In conclusion, I think that case law supports a reading of AS 34.03.320 which makes a good faith requirement independently actionable; that the duty to act in good faith whether implied contractually or imposed statutorily requires more than mere compliance with the letter of the law; and that determining whether a party has fulfilled such a duty requires a subjective inquiry into the motivation of the party in acting as they did. This is precisely the evidence which the Sharpes proffered in their affidavits to demonstrate that a genuine issue of material fact prevented the entry of summary judgment.5 I would therefore reverse the superior court’s order granting summary judgment against the Sharpes on their claim under AS 34.03.320 and remand the ease to afford the Sharpes an opportunity to present evidence to the superior court on the issue of the Trails’ good faith under AS 34.03.320 and AS 34.03.360(5).

. AS 34.03.320 provides:

Obligation of good faith. Every duty under this chapter and every act that must be performed as a condition precedent to the exercise of a right or remedy under this chapter imposes an obligation of good faith in its performance or enforcement. The aggrieved party has a duty to mitigate damages.

. In note 5 of its opinion, the court suggests that. the good faith provision may require a subjective inquiry in a narrow set of cases where the letter of the law has been satisfied but where the owner’s motive is "independently impermissible (e.g., racial discrimination) or otherwise violated public policy (e.g., retaliatory conduct).” This interpretation of the statute runs up against the same objection. Retaliatory conduct is prohibited by AS 34.03.310, and it is tautological that conduct which is independently impermissible, must be impermissible because it runs afoul of another statute or the constitution.
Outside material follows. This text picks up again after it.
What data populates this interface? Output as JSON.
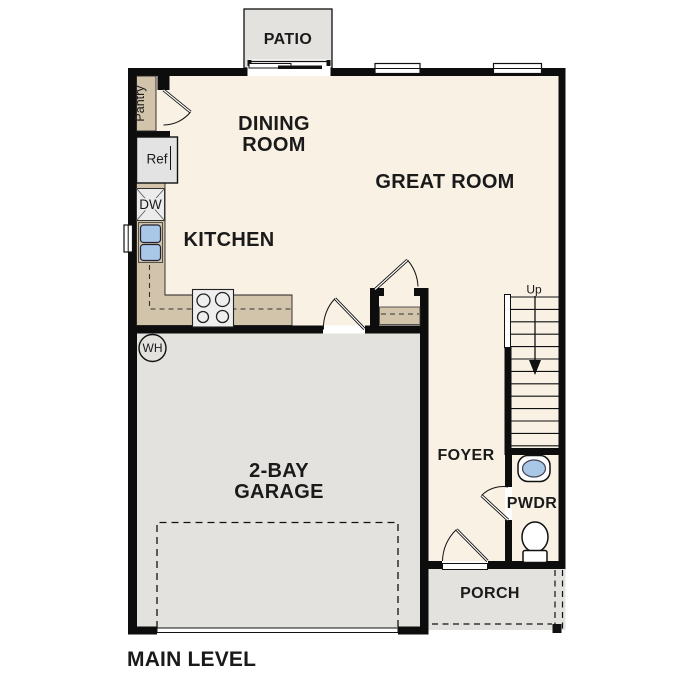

. The official commentary to § 1.302 of the Uniform Residential Landlord and Tenant Act (AS 34.03) states that the good faith requirement was adapted from § 1-203 of the Uniform Commercial Code. The UCC provides that an implied duty of good faith exists in the performance of every contract. UCC § 1-203 (AS 45.01.203).

. See Reid v. Key Bank of Southern Maine, Inc., 821 F.2d 9, 13 (1st Cir.1987) (listing jurisdictions which have allowed recovery on theories of breach of good faith); see also K.M.C. Co. v. Irving Trust Co., 757 F.2d 752, 761 (6th Cir.1985) (suit under New York law). Contra Management Assistance, Inc. v. Computer Dimensions, Inc., 546 F.Supp. 666, 677 (N.D.Ga.1982), ajfd, 747 F.2d 708 (11th Cir.1984) (interpreting Georgia law); Chandler v. Hunter, 340 So.2d 818, 821 (Ala.App.1976).

. The Sharpes argue that the Trails changed the use of the lot which the Sharpes mobile home was on because the Trails had moved into a house located nearby and did not like the appearance of the "double-wide” mobile home. Debbie Sharpe stated by affidavit that "Mrs. Trail had often complained of the 'unsightliness' of our mobile home.”